A lancet [nashtar] was used in early medical practice to make an incision in a vein and let out blood, to relieve feverishness or delirium; thus bleeding would be an appropriate treatment for a hysterical lover crazed by the nearness of the beloved. For more on lancets, see {166,2}. The variant form nesh can also mean 'sting', as in a snakebite, but a lancet (which aims for a vein) offers more connection than does a sting (which has no special aim), so the 'sting' meaning seems secondary.
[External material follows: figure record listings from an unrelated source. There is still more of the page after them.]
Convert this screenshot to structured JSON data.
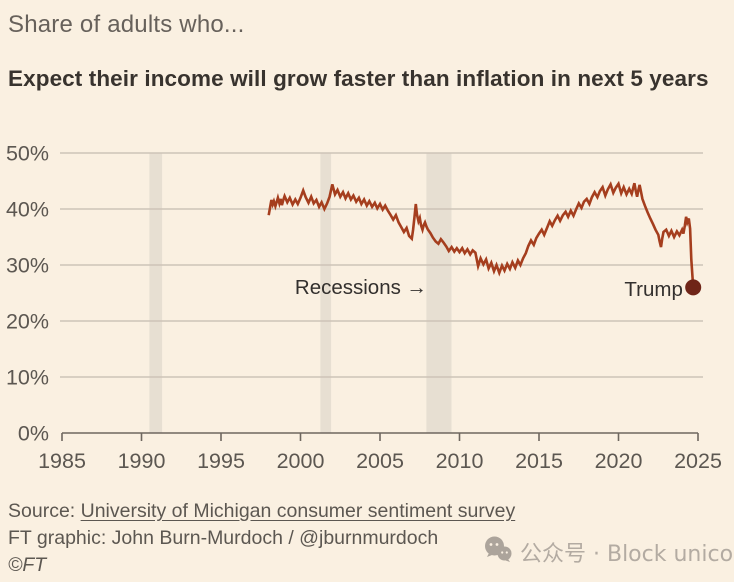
{
  "header": {
    "kicker": "Share of adults who...",
    "title": "Expect their income will grow faster than inflation in next 5 years"
  },
  "chart_data": {
    "type": "line",
    "title": "Share of adults who... Expect their income will grow faster than inflation in next 5 years",
    "grid": "horizontal",
    "x_axis": {
      "ticks": [
        1985,
        1990,
        1995,
        2000,
        2005,
        2010,
        2015,
        2020,
        2025
      ],
      "range": [
        1985,
        2025.6
      ]
    },
    "y_axis": {
      "ticks": [
        0,
        10,
        20,
        30,
        40,
        50
      ],
      "suffix": "%",
      "range": [
        0,
        50
      ]
    },
    "recessions": [
      [
        1990.5,
        1991.3
      ],
      [
        2001.25,
        2001.92
      ],
      [
        2007.92,
        2009.5
      ]
    ],
    "annotations": [
      {
        "text": "Recessions →",
        "year": 1999.65,
        "value": 24.8,
        "anchor": "start"
      },
      {
        "text": "Trump",
        "year": 2024.05,
        "value": 24.5,
        "anchor": "end"
      }
    ],
    "end_marker": {
      "year": 2024.7,
      "value": 26.0,
      "label": "Trump"
    },
    "series": [
      {
        "name": "Share expecting income to grow faster than inflation in next 5 years (%)",
        "points": [
          [
            1998.0,
            38.9
          ],
          [
            1998.08,
            40.2
          ],
          [
            1998.17,
            41.6
          ],
          [
            1998.25,
            40.8
          ],
          [
            1998.33,
            41.4
          ],
          [
            1998.42,
            40.5
          ],
          [
            1998.5,
            41.2
          ],
          [
            1998.58,
            42.0
          ],
          [
            1998.67,
            41.0
          ],
          [
            1998.75,
            41.8
          ],
          [
            1998.83,
            40.7
          ],
          [
            1998.92,
            41.6
          ],
          [
            1999.0,
            42.3
          ],
          [
            1999.17,
            41.2
          ],
          [
            1999.33,
            42.0
          ],
          [
            1999.5,
            40.8
          ],
          [
            1999.67,
            41.7
          ],
          [
            1999.83,
            40.9
          ],
          [
            2000.0,
            42.0
          ],
          [
            2000.17,
            43.3
          ],
          [
            2000.33,
            42.1
          ],
          [
            2000.5,
            41.1
          ],
          [
            2000.67,
            42.2
          ],
          [
            2000.83,
            41.0
          ],
          [
            2001.0,
            41.6
          ],
          [
            2001.17,
            40.4
          ],
          [
            2001.33,
            41.2
          ],
          [
            2001.5,
            40.0
          ],
          [
            2001.67,
            41.0
          ],
          [
            2001.83,
            42.2
          ],
          [
            2002.0,
            44.4
          ],
          [
            2002.17,
            42.6
          ],
          [
            2002.33,
            43.4
          ],
          [
            2002.5,
            42.2
          ],
          [
            2002.67,
            43.0
          ],
          [
            2002.83,
            41.9
          ],
          [
            2003.0,
            42.8
          ],
          [
            2003.17,
            41.7
          ],
          [
            2003.33,
            42.4
          ],
          [
            2003.5,
            41.3
          ],
          [
            2003.67,
            42.0
          ],
          [
            2003.83,
            40.9
          ],
          [
            2004.0,
            41.7
          ],
          [
            2004.17,
            40.6
          ],
          [
            2004.33,
            41.4
          ],
          [
            2004.5,
            40.4
          ],
          [
            2004.67,
            41.1
          ],
          [
            2004.83,
            40.1
          ],
          [
            2005.0,
            40.9
          ],
          [
            2005.17,
            39.9
          ],
          [
            2005.33,
            40.6
          ],
          [
            2005.5,
            39.7
          ],
          [
            2005.67,
            38.9
          ],
          [
            2005.83,
            38.1
          ],
          [
            2006.0,
            38.9
          ],
          [
            2006.17,
            37.6
          ],
          [
            2006.33,
            36.8
          ],
          [
            2006.5,
            35.9
          ],
          [
            2006.67,
            36.6
          ],
          [
            2006.83,
            35.2
          ],
          [
            2007.0,
            34.7
          ],
          [
            2007.08,
            36.3
          ],
          [
            2007.17,
            38.6
          ],
          [
            2007.25,
            40.9
          ],
          [
            2007.33,
            39.0
          ],
          [
            2007.42,
            37.8
          ],
          [
            2007.5,
            38.4
          ],
          [
            2007.58,
            37.1
          ],
          [
            2007.67,
            36.3
          ],
          [
            2007.75,
            37.1
          ],
          [
            2007.83,
            37.6
          ],
          [
            2007.92,
            36.9
          ],
          [
            2008.0,
            36.4
          ],
          [
            2008.17,
            35.7
          ],
          [
            2008.33,
            34.9
          ],
          [
            2008.5,
            34.2
          ],
          [
            2008.67,
            33.8
          ],
          [
            2008.83,
            34.6
          ],
          [
            2009.0,
            34.0
          ],
          [
            2009.17,
            33.3
          ],
          [
            2009.33,
            32.5
          ],
          [
            2009.5,
            33.2
          ],
          [
            2009.67,
            32.4
          ],
          [
            2009.83,
            33.0
          ],
          [
            2010.0,
            32.3
          ],
          [
            2010.17,
            33.0
          ],
          [
            2010.33,
            32.1
          ],
          [
            2010.5,
            32.8
          ],
          [
            2010.67,
            31.9
          ],
          [
            2010.83,
            32.6
          ],
          [
            2011.0,
            32.2
          ],
          [
            2011.17,
            29.8
          ],
          [
            2011.33,
            31.2
          ],
          [
            2011.5,
            30.1
          ],
          [
            2011.67,
            31.0
          ],
          [
            2011.83,
            29.4
          ],
          [
            2012.0,
            30.4
          ],
          [
            2012.17,
            28.9
          ],
          [
            2012.33,
            30.0
          ],
          [
            2012.5,
            28.6
          ],
          [
            2012.67,
            29.9
          ],
          [
            2012.83,
            29.0
          ],
          [
            2013.0,
            30.2
          ],
          [
            2013.17,
            29.3
          ],
          [
            2013.33,
            30.5
          ],
          [
            2013.5,
            29.5
          ],
          [
            2013.67,
            30.8
          ],
          [
            2013.83,
            30.0
          ],
          [
            2014.0,
            31.2
          ],
          [
            2014.17,
            32.1
          ],
          [
            2014.33,
            33.4
          ],
          [
            2014.5,
            34.4
          ],
          [
            2014.67,
            33.6
          ],
          [
            2014.83,
            34.8
          ],
          [
            2015.0,
            35.6
          ],
          [
            2015.17,
            36.3
          ],
          [
            2015.33,
            35.4
          ],
          [
            2015.5,
            36.6
          ],
          [
            2015.67,
            37.8
          ],
          [
            2015.83,
            37.0
          ],
          [
            2016.0,
            38.0
          ],
          [
            2016.17,
            38.8
          ],
          [
            2016.33,
            37.9
          ],
          [
            2016.5,
            38.9
          ],
          [
            2016.67,
            39.5
          ],
          [
            2016.83,
            38.6
          ],
          [
            2017.0,
            39.7
          ],
          [
            2017.17,
            38.8
          ],
          [
            2017.33,
            39.9
          ],
          [
            2017.5,
            41.0
          ],
          [
            2017.67,
            40.2
          ],
          [
            2017.83,
            41.3
          ],
          [
            2018.0,
            41.8
          ],
          [
            2018.17,
            40.9
          ],
          [
            2018.33,
            42.1
          ],
          [
            2018.5,
            43.0
          ],
          [
            2018.67,
            42.1
          ],
          [
            2018.83,
            43.2
          ],
          [
            2019.0,
            43.9
          ],
          [
            2019.17,
            42.4
          ],
          [
            2019.33,
            43.5
          ],
          [
            2019.5,
            44.4
          ],
          [
            2019.67,
            42.9
          ],
          [
            2019.83,
            43.8
          ],
          [
            2020.0,
            44.5
          ],
          [
            2020.17,
            42.8
          ],
          [
            2020.33,
            43.9
          ],
          [
            2020.5,
            42.6
          ],
          [
            2020.67,
            43.6
          ],
          [
            2020.83,
            42.7
          ],
          [
            2021.0,
            44.6
          ],
          [
            2021.08,
            43.3
          ],
          [
            2021.17,
            42.2
          ],
          [
            2021.25,
            43.4
          ],
          [
            2021.33,
            44.3
          ],
          [
            2021.42,
            43.0
          ],
          [
            2021.5,
            41.8
          ],
          [
            2021.67,
            40.5
          ],
          [
            2021.83,
            39.4
          ],
          [
            2022.0,
            38.3
          ],
          [
            2022.17,
            37.3
          ],
          [
            2022.33,
            36.3
          ],
          [
            2022.5,
            35.4
          ],
          [
            2022.58,
            34.3
          ],
          [
            2022.67,
            33.2
          ],
          [
            2022.75,
            34.7
          ],
          [
            2022.83,
            35.9
          ],
          [
            2023.0,
            36.3
          ],
          [
            2023.17,
            35.2
          ],
          [
            2023.33,
            36.1
          ],
          [
            2023.5,
            35.0
          ],
          [
            2023.67,
            36.0
          ],
          [
            2023.83,
            35.3
          ],
          [
            2024.0,
            36.3
          ],
          [
            2024.08,
            35.6
          ],
          [
            2024.17,
            37.0
          ],
          [
            2024.25,
            38.6
          ],
          [
            2024.33,
            37.6
          ],
          [
            2024.42,
            38.3
          ],
          [
            2024.5,
            36.5
          ],
          [
            2024.58,
            31.0
          ],
          [
            2024.7,
            26.0
          ]
        ]
      }
    ]
  },
  "footer": {
    "source_prefix": "Source: ",
    "source_link": "University of Michigan consumer sentiment survey",
    "credit": "FT graphic: John Burn-Murdoch / @jburnmurdoch",
    "copyright": "©FT"
  },
  "watermark": {
    "icon": "wechat-icon",
    "text": "公众号 · Block unicorn"
  },
  "colors": {
    "background": "#faf0e1",
    "line": "#a53e1e",
    "marker": "#6f2518",
    "gridline": "#cdc4b7",
    "axis": "#6e675f",
    "recession_band": "#e7dfd2",
    "kicker_text": "#67615b",
    "title_text": "#38332e",
    "annotation_text": "#33302e",
    "tick_label_text": "#5c5751",
    "footer_text": "#5c5751",
    "watermark_text": "#b3aba2"
  }
}
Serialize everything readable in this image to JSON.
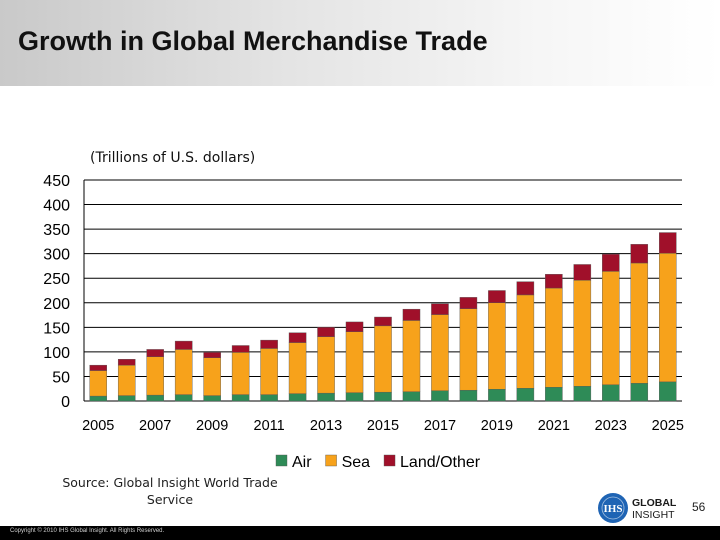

Bleeding of course involved minor veins and not the jugular vein (literally, 'vein of life'); but then, the lover is a special case, and for him this ultimate treatment might be the only genuinely effective one. It would most probably prove fatal; but then, that might be part of what makes it so fascinating and desirable for him to speculate about.

The grammar of the second line, like that of the first, offers some enjoyable ambiguities. Here are some possible readings:

='If this lancet would be buried in my jugular vein, what would that be like?!' Because I'm thinking this so thrillingly all the time, I naturally can't have any composure.

=If this lancet would be buried in somebody's jugular vein (as it is in mine) then how would it be possible for that person to maintain composure? You just take a look at it, and tell me!

=If this lancet would be inserted into my jugular vein to bleed me, then indeed after that drastic medical treatment I might be less delirious and have some composure; but how could this be arranged?

=Since this lancet penetrates deep in my eyes and veins and heart, I can't have any peace or composure. If only it could be plunged fatally into my jugular vein, and thus put me out of my misery, it would be a real kindness! But how could this be arranged?